Sementara itu, ia mengatakan, sejak awal memang ada kontradiksi dalam kebijakan pemerintah dalam menyikapi pandemi. Setelah disortir, hal pertama dalam menangani suatu pandemi adalah pencegahan, penemuan kasus dan tindakan yang diambil untuk mencegah dan mengatasi penyebaran Covid-19. “Kami main mata dengan PSBB dengan ‘New normal’, dengan ‘kebiasaan baru’, lalu ‘berdamai dengan Covid’, ‘kami tidak bisa pulang, tapi kami bisa kembali ke kampung halaman.’ Ini membuat pusing semua orang, ”kata Ede merdeka.com. Alasan lain yang mungkin menjadi penyebab meningkatnya kasus Covid-19, lanjutnya, terkait kasus hukum.

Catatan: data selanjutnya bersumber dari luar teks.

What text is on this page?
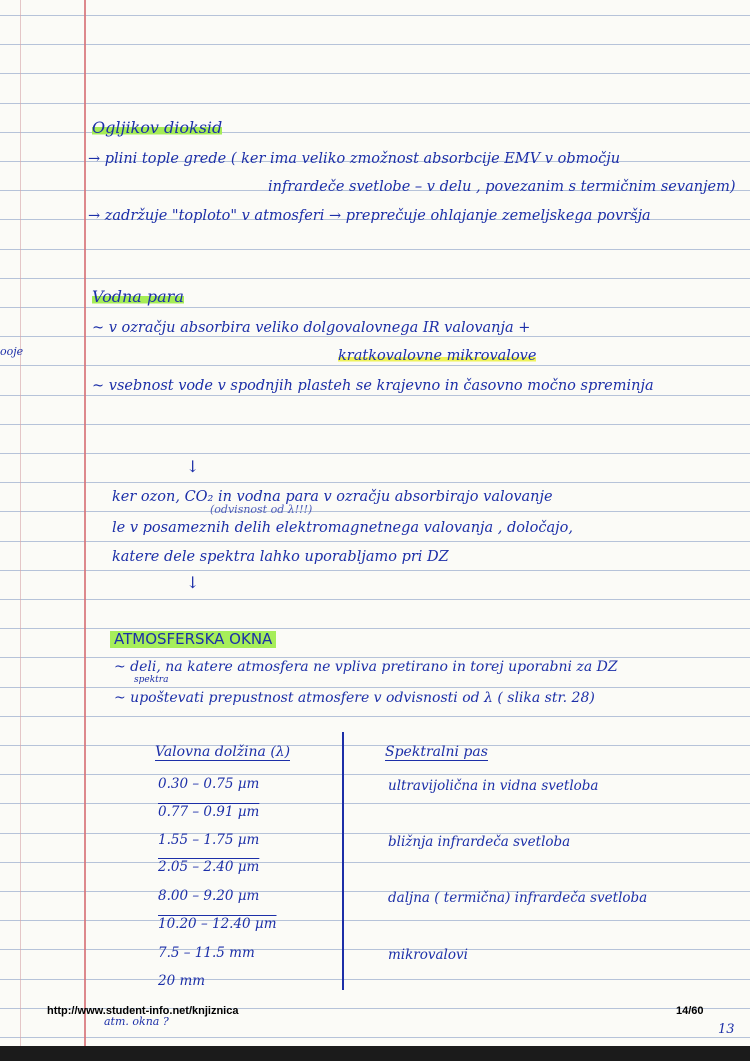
ooje
Ogljikov dioksid
→ plini tople grede ( ker ima veliko zmožnost absorbcije EMV v območju
infrardeče svetlobe – v delu , povezanim s termičnim sevanjem)
→ zadržuje "toploto" v atmosferi → preprečuje ohlajanje zemeljskega površja
Vodna para
~ v ozračju absorbira veliko dolgovalovnega IR valovanja +
kratkovalovne mikrovalove
~ vsebnost vode v spodnjih plasteh se krajevno in časovno močno spreminja
↓
(odvisnost od λ!!!)
ker ozon, CO₂ in vodna para v ozračju absorbirajo valovanje
le v posameznih delih elektromagnetnega valovanja , določajo,
katere dele spektra lahko uporabljamo pri DZ
↓
ATMOSFERSKA OKNA
~ deli, na katere atmosfera ne vpliva pretirano in torej uporabni za DZ
spektra
~ upoštevati prepustnost atmosfere v odvisnosti od λ ( slika str. 28)
Valovna dolžina (λ)	Spektralni pas
0.30 – 0.75 µm	ultravijolična in vidna svetloba
0.77 – 0.91 µm
1.55 – 1.75 µm	bližnja infrardeča svetloba
2.05 – 2.40 µm
8.00 – 9.20 µm	daljna ( termična) infrardeča svetloba
10.20 – 12.40 µm
7.5 – 11.5 mm	mikrovalovi
20 mm
http://www.student-info.net/knjiznica	14/60
atm. okna ?
13
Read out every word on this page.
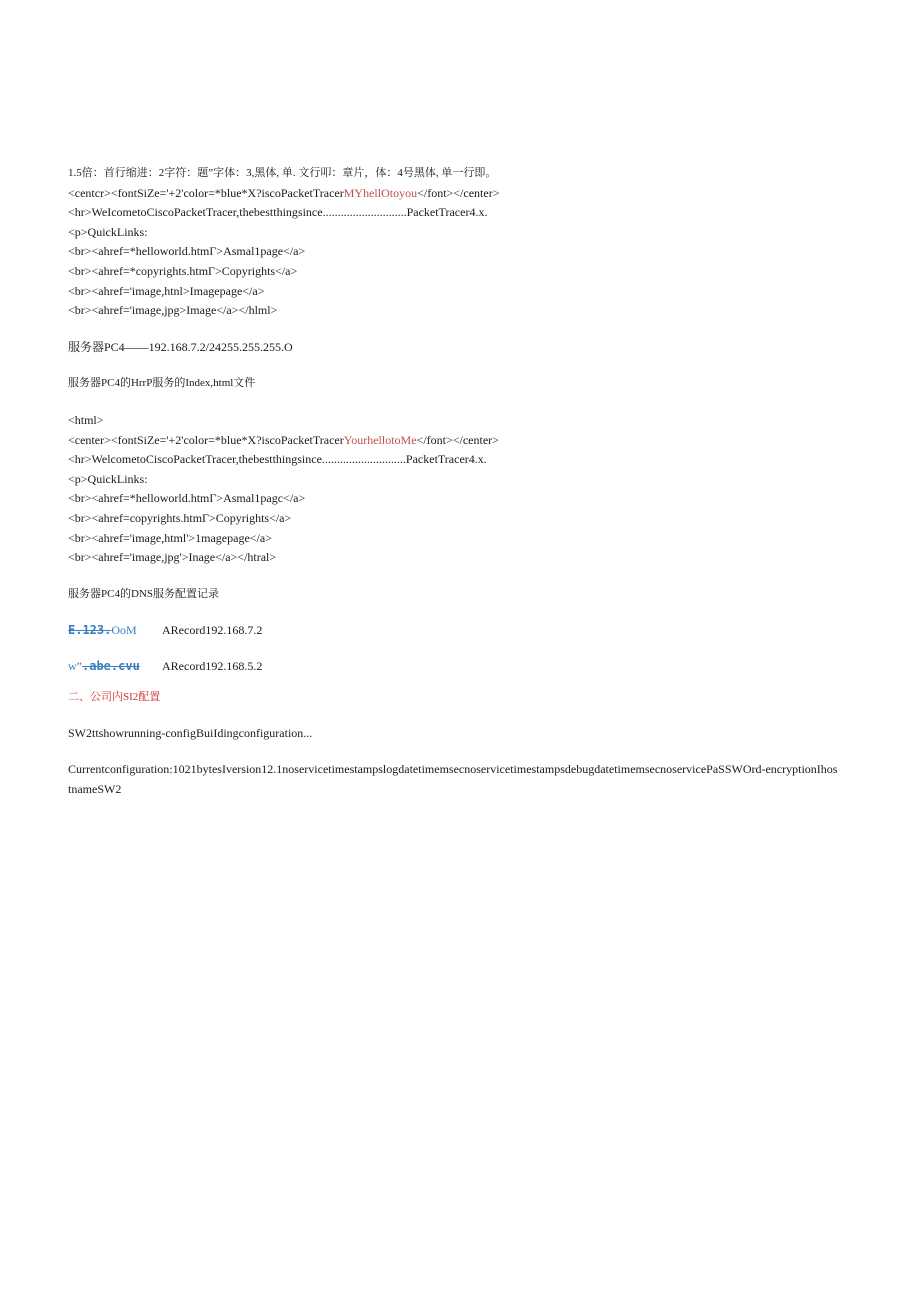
1.5倍：首行缩进：2字符：题”字体：3,黑体, 单. 文行叩：章片，体：4号黑体, 单一行即。
<centcr><fontSiZe='+2'color=*blue*X?iscoPacketTracerMYhellOtoyou</font></center>
<hr>WeIcometoCiscoPacketTracer,thebestthingsince............................PacketTracer4.x.
<p>QuickLinks:
<br><ahref=*helloworld.htmΓ>Asmal1page</a>
<br><ahref=*copyrights.htmΓ>Copyrights</a>
<br><ahref='image,htnl>Imagepage</a>
<br><ahref='image,jpg>Image</a></hlml>
服务器PC4——192.168.7.2/24255.255.255.O
服务器PC4的HrrP服务的Index,html文件
<html>
<center><fontSiZe='+2'color=*blue*X?iscoPacketTracerYourhellotoMe</font></center>
<hr>WelcometoCiscoPacketTracer,thebestthingsince............................PacketTracer4.x.
<p>QuickLinks:
<br><ahref=*helloworld.htmΓ>Asmal1pagc</a>
<br><ahref=copyrights.htmΓ>Copyrights</a>
<br><ahref='image,html'>1magepage</a>
<br><ahref='image,jpg'>Inage</a></htral>
服务器PC4的DNS服务配置记录
E.123.OoM	ARecord192.168.7.2
w”.abe.cvu	ARecord192.168.5.2
二、公司内SI2配置
SW2ttshowrunning-configBuiIdingconfiguration...
Currentconfiguration:1021bytesIversion12.1noservicetimestampslogdatetimemsecnoservicetimestampsdebugdatetimemsecnoservicePaSSWOrd-encryptionIhostnameSW2
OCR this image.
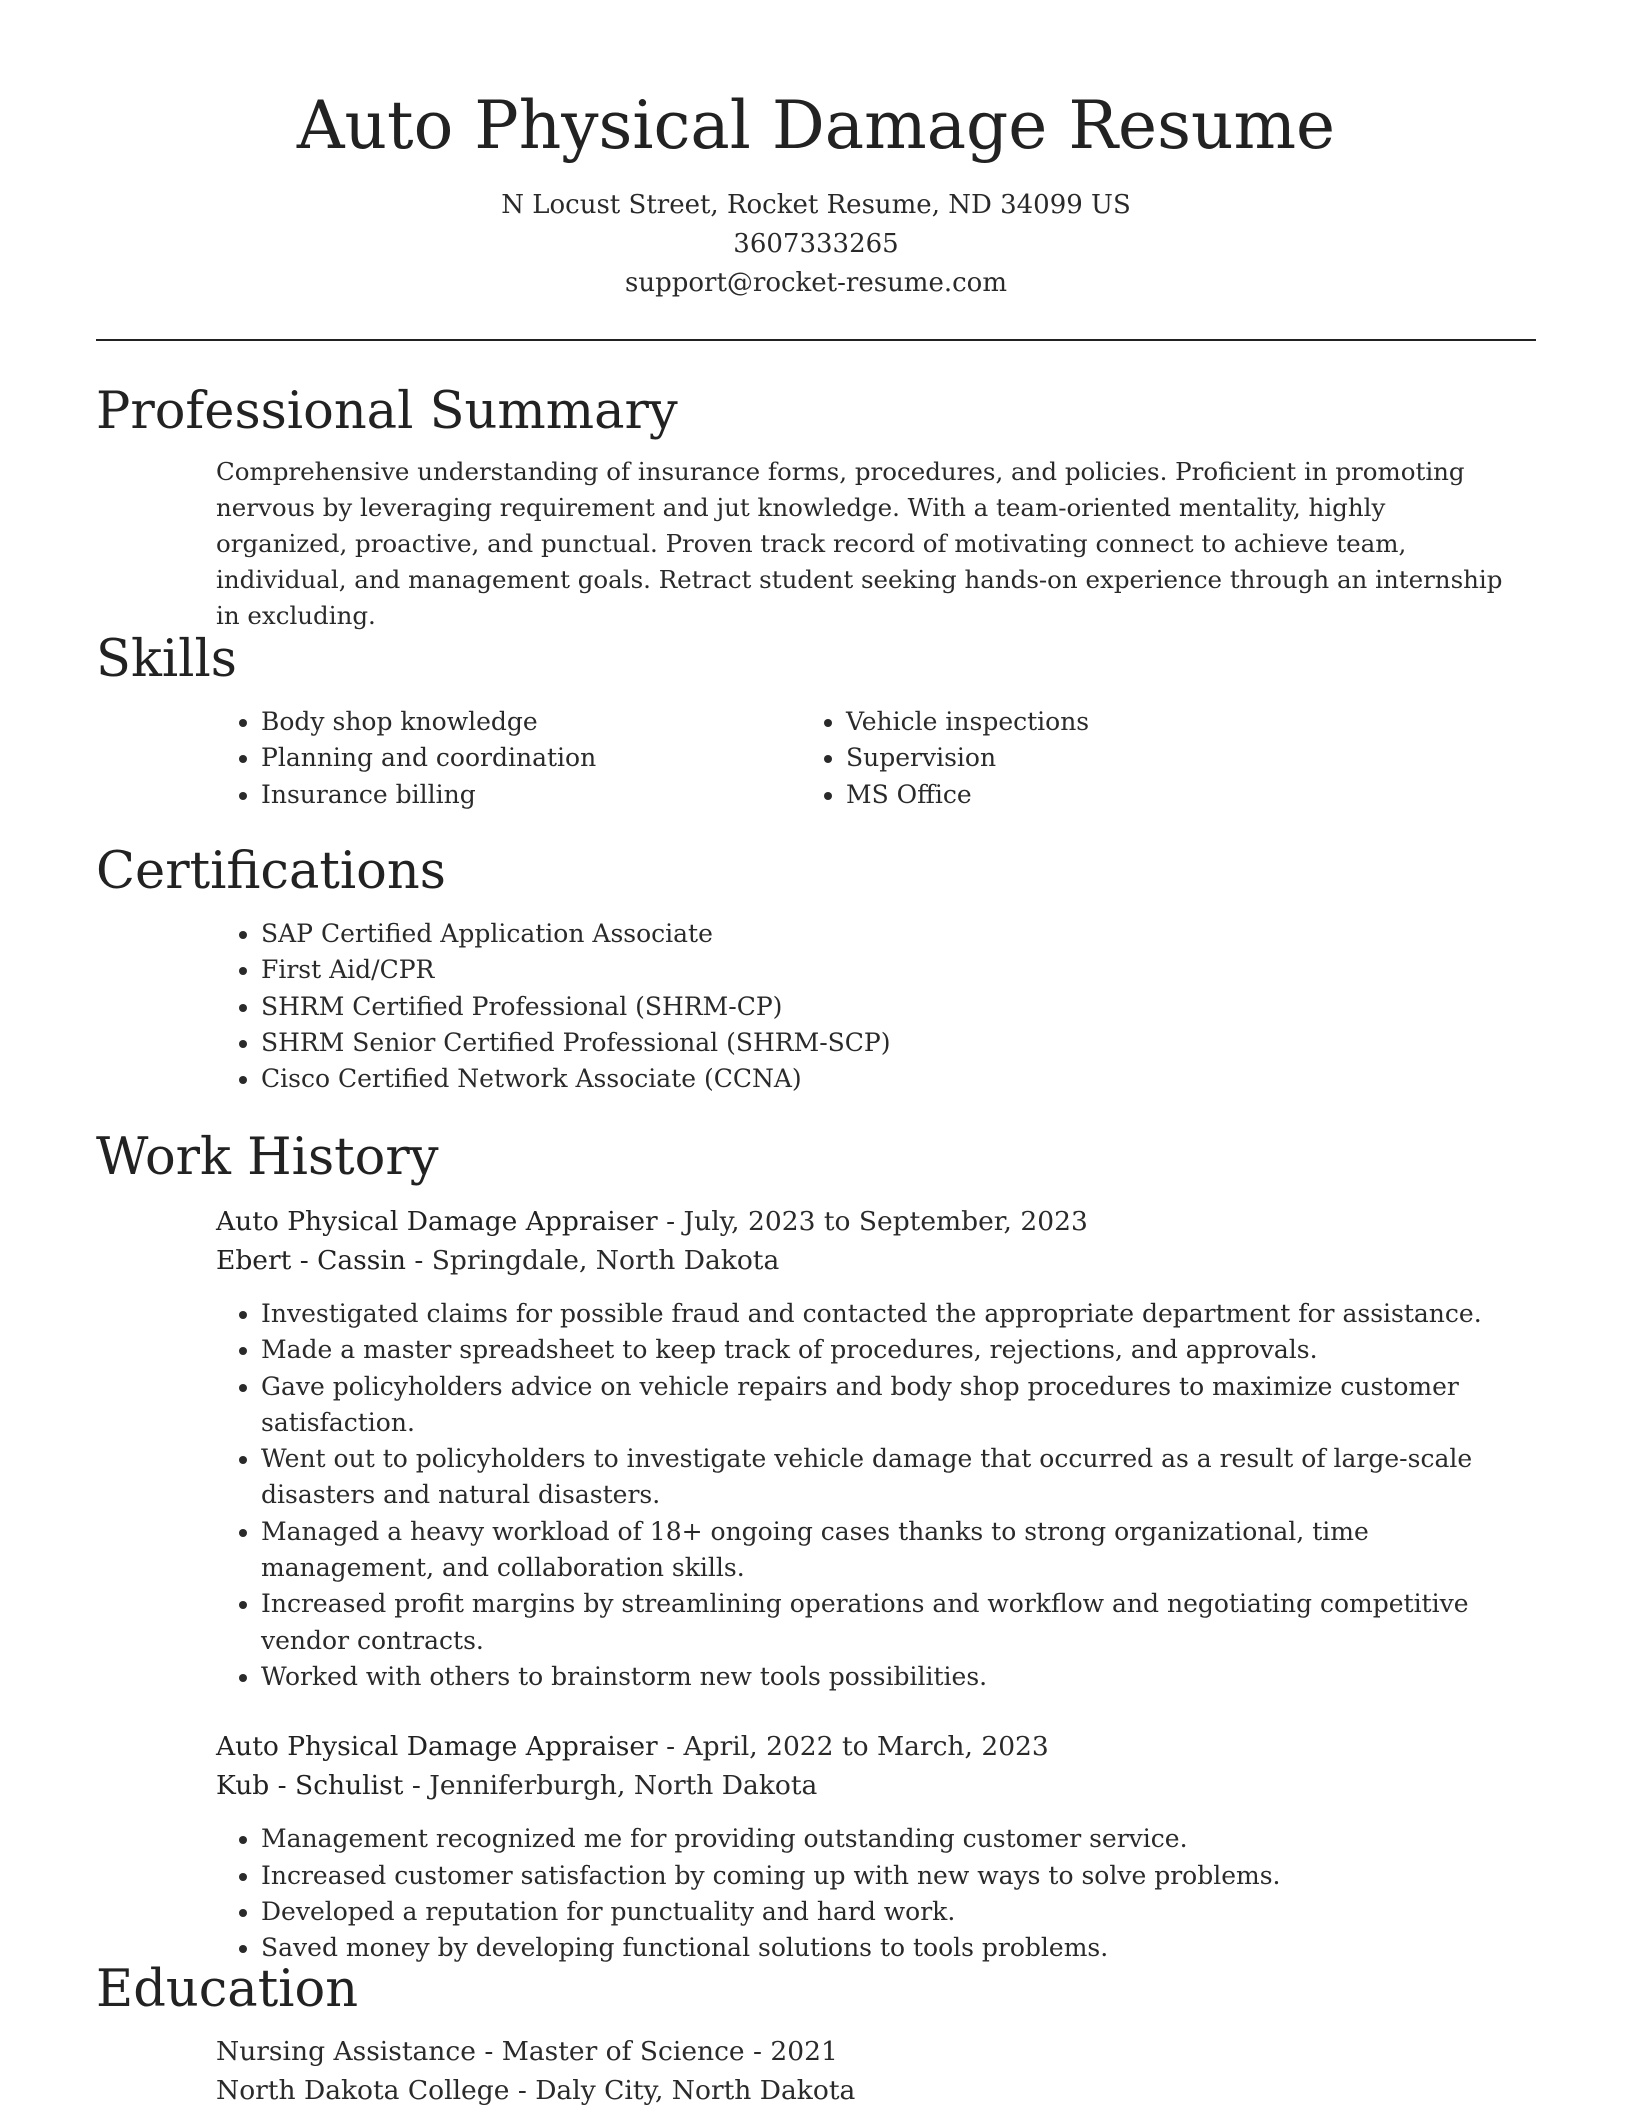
Auto Physical Damage Resume
N Locust Street, Rocket Resume, ND 34099 US
3607333265
support@rocket-resume.com
Professional Summary

Comprehensive understanding of insurance forms, procedures, and policies. Proficient in promoting nervous by leveraging requirement and jut knowledge. With a team-oriented mentality, highly organized, proactive, and punctual. Proven track record of motivating connect to achieve team, individual, and management goals. Retract student seeking hands-on experience through an internship in excluding.

Skills
• Body shop knowledge
• Planning and coordination
• Insurance billing
• Vehicle inspections
• Supervision
• MS Office
Certifications
• SAP Certified Application Associate
• First Aid/CPR
• SHRM Certified Professional (SHRM-CP)
• SHRM Senior Certified Professional (SHRM-SCP)
• Cisco Certified Network Associate (CCNA)
Work History
Auto Physical Damage Appraiser - July, 2023 to September, 2023
Ebert - Cassin - Springdale, North Dakota
• Investigated claims for possible fraud and contacted the appropriate department for assistance.
• Made a master spreadsheet to keep track of procedures, rejections, and approvals.
• Gave policyholders advice on vehicle repairs and body shop procedures to maximize customer satisfaction.
• Went out to policyholders to investigate vehicle damage that occurred as a result of large-scale disasters and natural disasters.
• Managed a heavy workload of 18+ ongoing cases thanks to strong organizational, time management, and collaboration skills.
• Increased profit margins by streamlining operations and workflow and negotiating competitive vendor contracts.
• Worked with others to brainstorm new tools possibilities.
Auto Physical Damage Appraiser - April, 2022 to March, 2023
Kub - Schulist - Jenniferburgh, North Dakota
• Management recognized me for providing outstanding customer service.
• Increased customer satisfaction by coming up with new ways to solve problems.
• Developed a reputation for punctuality and hard work.
• Saved money by developing functional solutions to tools problems.
Education
Nursing Assistance - Master of Science - 2021
North Dakota College - Daly City, North Dakota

Pada awal pandemi, laboratorium yang tersedia sangat minim. Seiring berjalannya waktu, kekurangan tersebut terus diatasi. Pemerintah harus tetap memperhatikan aspek ketersediaan laboratorium di seluruh wilayah Indonesia dan tidak memusatkan laboratorium di satu daerah saja. Proses mencari bisnis baru bisa jadi lebih mudah dan cepat, menurut Ede. Oleh karena itu, deteksi kasus dilakukan secara dini dan dengan cepat memutus rantai distribusi. “Kami tidak bisa menahan jumlah kasus untuk mencegah dan menyelidiki kasus. Dan logikanya kami harus memperkuat masyarakat karena garis depan ada di masyarakat. Pelayanan rumah sakit adalah benteng terakhir,” ujarnya.